Expanding market access for Alberta’s crude
Historically, Alberta’s landlocked crude had limited export options, reaching U.S. refineries in the Midwest and Gulf Coast through older pipelines and rail. Now, TMX’s expanded capacity connects directly to Canada’s west coast, providing easier access to international markets, including Asian buyers. Since TMX came online, U.S. West Coast refineries have been major buyers of Canadian crude, accounting for over half of seaborne exports from Western Canada between June and September 2024. In July, the U.S. West Coast imported 498,000 b/d, a record-breaking amount and a 115% increase compared to the same period in 2023.
The role of Western Canadian Select (WCS)
The pricing of Western Canadian Select (WCS) crude oil, a key benchmark for Canadian oil, reflects Alberta’s production but often sees a discount due to its higher sulfur content, lower API gravity, and inland location, which add transport costs to export markets. The WCS benchmark has typically traded at a discount to global prices like Brent crude. Since TMX began operations, additional offtake capacity has helped moderate WCS’s price spread to Brent. In July 2024, the Brent premium over WCS was $21 per barrel, showing an increase from the previous year, though recent months indicate a stable spread between the five-year average and last year’s levels.

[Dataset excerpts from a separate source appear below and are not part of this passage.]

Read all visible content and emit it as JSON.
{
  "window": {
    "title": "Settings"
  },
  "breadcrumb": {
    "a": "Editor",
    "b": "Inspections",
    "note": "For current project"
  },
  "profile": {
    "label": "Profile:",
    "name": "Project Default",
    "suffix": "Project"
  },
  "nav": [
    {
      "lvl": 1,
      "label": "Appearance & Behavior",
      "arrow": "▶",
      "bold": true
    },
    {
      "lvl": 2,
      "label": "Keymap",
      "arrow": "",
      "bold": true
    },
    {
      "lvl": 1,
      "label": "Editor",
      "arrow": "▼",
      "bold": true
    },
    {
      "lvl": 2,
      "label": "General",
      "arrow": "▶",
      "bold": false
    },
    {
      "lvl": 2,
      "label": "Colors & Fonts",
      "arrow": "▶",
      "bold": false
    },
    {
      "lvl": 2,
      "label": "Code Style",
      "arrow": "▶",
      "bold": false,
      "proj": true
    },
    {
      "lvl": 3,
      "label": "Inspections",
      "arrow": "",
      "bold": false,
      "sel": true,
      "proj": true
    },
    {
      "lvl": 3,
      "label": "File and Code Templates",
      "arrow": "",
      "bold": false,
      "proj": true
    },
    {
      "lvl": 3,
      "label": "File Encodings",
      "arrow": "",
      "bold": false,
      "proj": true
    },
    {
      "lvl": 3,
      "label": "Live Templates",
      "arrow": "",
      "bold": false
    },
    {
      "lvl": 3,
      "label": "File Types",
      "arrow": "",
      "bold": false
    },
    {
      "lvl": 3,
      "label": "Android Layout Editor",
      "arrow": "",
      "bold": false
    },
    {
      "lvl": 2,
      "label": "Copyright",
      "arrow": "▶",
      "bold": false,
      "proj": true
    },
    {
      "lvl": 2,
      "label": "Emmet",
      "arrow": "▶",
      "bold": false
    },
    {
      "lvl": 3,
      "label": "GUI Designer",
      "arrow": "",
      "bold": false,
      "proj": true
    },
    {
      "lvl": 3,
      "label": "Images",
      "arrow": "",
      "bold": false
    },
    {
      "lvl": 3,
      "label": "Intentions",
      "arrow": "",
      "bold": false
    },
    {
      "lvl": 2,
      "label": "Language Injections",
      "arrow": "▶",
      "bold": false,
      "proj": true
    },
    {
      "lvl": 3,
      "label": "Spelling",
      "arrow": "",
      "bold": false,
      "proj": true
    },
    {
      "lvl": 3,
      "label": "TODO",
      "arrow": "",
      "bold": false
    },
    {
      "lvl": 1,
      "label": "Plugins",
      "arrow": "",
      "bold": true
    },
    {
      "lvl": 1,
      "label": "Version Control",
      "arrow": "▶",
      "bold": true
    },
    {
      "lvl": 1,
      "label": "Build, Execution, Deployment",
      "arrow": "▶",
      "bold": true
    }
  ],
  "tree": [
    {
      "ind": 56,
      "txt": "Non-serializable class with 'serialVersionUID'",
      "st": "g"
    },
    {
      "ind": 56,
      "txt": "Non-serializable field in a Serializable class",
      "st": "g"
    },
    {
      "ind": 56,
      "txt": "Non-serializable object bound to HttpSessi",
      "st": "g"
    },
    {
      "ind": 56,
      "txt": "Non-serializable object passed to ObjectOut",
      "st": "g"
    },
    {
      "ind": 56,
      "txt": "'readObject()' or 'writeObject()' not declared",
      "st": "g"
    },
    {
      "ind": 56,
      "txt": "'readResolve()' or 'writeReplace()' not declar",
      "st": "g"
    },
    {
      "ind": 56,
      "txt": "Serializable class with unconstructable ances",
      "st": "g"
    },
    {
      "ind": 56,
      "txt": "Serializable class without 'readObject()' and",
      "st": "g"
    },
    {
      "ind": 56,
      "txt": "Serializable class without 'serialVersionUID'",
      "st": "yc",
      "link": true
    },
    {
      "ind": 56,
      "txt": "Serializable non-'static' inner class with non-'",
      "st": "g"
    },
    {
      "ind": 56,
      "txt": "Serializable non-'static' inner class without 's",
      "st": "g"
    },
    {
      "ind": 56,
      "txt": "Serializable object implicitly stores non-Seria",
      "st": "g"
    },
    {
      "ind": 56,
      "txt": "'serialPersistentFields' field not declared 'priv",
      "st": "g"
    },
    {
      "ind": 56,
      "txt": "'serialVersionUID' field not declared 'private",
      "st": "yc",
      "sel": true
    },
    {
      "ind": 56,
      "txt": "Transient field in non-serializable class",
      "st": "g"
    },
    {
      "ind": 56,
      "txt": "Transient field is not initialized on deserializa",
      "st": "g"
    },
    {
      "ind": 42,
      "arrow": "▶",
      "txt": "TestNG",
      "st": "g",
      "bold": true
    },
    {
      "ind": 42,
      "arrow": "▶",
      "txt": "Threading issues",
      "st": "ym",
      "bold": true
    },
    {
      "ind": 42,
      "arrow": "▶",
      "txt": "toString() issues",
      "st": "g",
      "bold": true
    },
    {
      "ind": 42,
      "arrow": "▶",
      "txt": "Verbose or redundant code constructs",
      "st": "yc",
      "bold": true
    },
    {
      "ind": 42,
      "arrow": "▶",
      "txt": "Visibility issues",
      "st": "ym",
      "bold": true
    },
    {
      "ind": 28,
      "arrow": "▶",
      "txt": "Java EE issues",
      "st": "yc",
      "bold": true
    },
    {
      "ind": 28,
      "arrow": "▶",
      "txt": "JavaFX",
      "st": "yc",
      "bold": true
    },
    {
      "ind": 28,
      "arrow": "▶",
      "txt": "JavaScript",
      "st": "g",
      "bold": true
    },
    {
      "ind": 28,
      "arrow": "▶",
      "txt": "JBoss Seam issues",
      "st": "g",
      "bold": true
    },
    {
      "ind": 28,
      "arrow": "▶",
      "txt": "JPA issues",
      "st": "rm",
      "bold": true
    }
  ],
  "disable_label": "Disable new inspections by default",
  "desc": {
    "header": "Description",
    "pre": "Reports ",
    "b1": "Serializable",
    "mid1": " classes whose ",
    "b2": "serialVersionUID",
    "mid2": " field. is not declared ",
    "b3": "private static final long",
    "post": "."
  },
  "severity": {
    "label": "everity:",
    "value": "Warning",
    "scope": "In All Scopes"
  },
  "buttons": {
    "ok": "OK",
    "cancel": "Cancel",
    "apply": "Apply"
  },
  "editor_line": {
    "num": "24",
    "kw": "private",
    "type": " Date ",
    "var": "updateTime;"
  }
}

Stabilizing price spreads for Canadian producers
The WCS-Brent spread typically widens in the fall when Midwest refineries undergo maintenance, affecting demand for Alberta’s oil. However, the additional capacity from TMX may provide some insulation for Canadian producers by expanding their buyer pool to West Coast refineries and Pacific markets, reducing dependence on U.S. Midwest demand. If spreads hold steady, the expanded TMX capacity may continue supporting Canadian crude exports, strengthening Canada’s position in the oil export market.